Pioneer among machine learning companies and artificial Intelligence companies. They apply machine learning to make data-driven decisions at a speed demanded by your business. Multidimensional problems that cannot be easily analyzed by the human brain can be resolved using a wide range of machine learning techniques. By identifying latent structures in data, revealing new insights, and making accurate predictions from data, machine learning algorithms can contextualize the information contained in huge datasets. Leveraging machine learning, you can optimize information-centric business processes, customize solutions per customer requirement, drive productivity, forecast demand, among a host of other possibilities.
Qualcomm hasn’t been as acquisitive as its competitors like Apple, Samsung and Intel, but it made a major move into ML with the 2017 acquisition of Dutch machine learning startup Scyfer for an undisclosed amount. Qualcomm efforts have centered around deploying artificial intelligence technology at the device level. Most of its newer Snapdragon chips have some kind of AI features designed to run on the phone, not send the computation up to the cloud. Qualcomm said it is focusing on on-device solutions to enhance reliability, cut latency and bandwidth usage and improve privacy protections. Scyfer has built AI tools for functions like revenue prediction, sound recognition for healthcare and quality inspection for manufacturing companies.

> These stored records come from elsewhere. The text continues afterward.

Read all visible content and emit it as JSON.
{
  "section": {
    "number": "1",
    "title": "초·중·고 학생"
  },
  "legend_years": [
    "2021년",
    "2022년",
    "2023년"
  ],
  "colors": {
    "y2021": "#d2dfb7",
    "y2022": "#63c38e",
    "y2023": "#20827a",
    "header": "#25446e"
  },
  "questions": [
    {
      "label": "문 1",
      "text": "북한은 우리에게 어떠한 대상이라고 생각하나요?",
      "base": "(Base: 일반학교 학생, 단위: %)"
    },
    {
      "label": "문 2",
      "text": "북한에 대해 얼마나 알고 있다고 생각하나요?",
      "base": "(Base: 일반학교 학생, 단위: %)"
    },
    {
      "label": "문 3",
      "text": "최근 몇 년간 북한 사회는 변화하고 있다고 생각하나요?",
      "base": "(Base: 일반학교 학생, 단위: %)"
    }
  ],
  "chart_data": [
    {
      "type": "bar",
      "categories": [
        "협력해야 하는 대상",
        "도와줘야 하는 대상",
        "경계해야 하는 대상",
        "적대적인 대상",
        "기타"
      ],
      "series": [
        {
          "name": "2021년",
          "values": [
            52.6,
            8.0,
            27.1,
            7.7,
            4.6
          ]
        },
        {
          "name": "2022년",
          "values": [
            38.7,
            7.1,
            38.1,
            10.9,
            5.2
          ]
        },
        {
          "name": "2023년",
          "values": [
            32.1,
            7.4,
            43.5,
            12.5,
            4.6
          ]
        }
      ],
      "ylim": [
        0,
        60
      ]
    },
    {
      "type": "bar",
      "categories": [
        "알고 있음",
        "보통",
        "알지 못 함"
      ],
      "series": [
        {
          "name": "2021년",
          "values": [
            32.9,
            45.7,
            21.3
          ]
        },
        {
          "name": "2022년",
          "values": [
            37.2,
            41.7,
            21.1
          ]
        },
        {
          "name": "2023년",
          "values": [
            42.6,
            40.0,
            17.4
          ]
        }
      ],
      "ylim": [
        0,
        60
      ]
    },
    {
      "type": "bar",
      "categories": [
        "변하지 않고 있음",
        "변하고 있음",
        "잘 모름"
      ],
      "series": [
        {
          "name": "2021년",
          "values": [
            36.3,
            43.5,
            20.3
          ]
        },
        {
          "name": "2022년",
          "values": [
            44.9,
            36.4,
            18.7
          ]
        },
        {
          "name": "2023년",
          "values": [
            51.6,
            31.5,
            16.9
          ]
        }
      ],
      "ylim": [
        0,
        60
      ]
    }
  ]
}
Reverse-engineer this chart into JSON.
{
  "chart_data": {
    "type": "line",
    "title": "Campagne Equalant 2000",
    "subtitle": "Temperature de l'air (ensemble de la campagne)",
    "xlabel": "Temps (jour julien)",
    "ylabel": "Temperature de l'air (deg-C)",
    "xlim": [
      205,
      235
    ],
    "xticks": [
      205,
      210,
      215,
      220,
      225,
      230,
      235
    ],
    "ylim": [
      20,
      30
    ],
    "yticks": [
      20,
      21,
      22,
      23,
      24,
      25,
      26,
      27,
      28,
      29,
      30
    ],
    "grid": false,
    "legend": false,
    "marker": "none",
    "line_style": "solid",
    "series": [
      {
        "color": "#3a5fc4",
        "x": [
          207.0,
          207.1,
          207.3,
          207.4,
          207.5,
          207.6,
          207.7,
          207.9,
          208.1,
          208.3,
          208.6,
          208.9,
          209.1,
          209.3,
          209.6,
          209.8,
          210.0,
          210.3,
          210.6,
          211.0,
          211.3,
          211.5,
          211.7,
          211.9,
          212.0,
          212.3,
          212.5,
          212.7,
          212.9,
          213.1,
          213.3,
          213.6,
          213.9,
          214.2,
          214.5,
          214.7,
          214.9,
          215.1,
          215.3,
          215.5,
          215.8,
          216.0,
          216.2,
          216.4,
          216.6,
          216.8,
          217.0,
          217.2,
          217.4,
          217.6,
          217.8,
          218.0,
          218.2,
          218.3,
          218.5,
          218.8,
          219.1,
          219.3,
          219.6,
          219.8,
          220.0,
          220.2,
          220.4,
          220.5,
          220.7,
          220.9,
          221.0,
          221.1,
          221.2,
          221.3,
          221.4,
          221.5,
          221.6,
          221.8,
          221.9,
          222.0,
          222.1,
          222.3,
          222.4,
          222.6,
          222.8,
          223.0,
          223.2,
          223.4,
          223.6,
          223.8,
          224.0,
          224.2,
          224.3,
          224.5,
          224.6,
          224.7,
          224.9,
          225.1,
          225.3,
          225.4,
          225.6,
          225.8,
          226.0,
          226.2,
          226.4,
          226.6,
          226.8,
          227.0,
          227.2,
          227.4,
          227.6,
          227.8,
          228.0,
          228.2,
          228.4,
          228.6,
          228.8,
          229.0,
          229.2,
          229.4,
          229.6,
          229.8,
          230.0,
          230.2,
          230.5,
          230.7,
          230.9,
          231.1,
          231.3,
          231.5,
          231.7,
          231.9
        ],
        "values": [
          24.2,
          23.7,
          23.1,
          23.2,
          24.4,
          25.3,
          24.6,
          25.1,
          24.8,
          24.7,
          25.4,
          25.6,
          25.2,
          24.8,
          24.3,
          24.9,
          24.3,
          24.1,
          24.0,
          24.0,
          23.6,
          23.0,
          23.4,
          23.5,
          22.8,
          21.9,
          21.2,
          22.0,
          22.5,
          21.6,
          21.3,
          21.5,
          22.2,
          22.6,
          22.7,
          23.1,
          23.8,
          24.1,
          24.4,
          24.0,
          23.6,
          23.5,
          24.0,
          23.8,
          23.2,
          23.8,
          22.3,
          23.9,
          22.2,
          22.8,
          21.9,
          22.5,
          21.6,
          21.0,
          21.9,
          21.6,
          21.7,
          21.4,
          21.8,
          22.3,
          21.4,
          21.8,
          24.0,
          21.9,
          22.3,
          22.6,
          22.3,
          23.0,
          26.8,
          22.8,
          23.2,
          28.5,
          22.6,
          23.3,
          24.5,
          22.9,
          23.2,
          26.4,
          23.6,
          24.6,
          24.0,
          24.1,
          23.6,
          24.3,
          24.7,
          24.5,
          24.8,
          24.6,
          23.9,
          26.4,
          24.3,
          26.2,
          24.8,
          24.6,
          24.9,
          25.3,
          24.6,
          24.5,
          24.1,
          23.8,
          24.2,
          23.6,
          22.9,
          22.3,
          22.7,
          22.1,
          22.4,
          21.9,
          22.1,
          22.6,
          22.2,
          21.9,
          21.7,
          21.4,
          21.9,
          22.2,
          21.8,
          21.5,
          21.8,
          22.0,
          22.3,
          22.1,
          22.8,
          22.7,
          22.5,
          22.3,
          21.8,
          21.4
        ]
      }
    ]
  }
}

If you’re going to call yourself “The Machine Learning Company,” you better back it up. Skytree offers an enterprise-class machine learning platform that help customers discover deep analytic insights, predict future trends, make recommendations and reveal untapped markets and customers. The Skytree machine-learning platform is designed to continuously search for the most accurate models to continuously improve the performance of the models.
To the outside world, Uber is a ride-hailing business. Behind it is Michelangelo, a machine learning-as-a-service platform that enables internal teams to seamlessly build, deploy, and operate machine learning solutions at Uber’s scale. It covers end-to-end ML workflow, such as managing data, training, evaluating, and deploying models, making predictions, and monitoring predictions, such as how soon before your ride will arrive. Uber plans to eventually offer this ML-as-a-service to the public.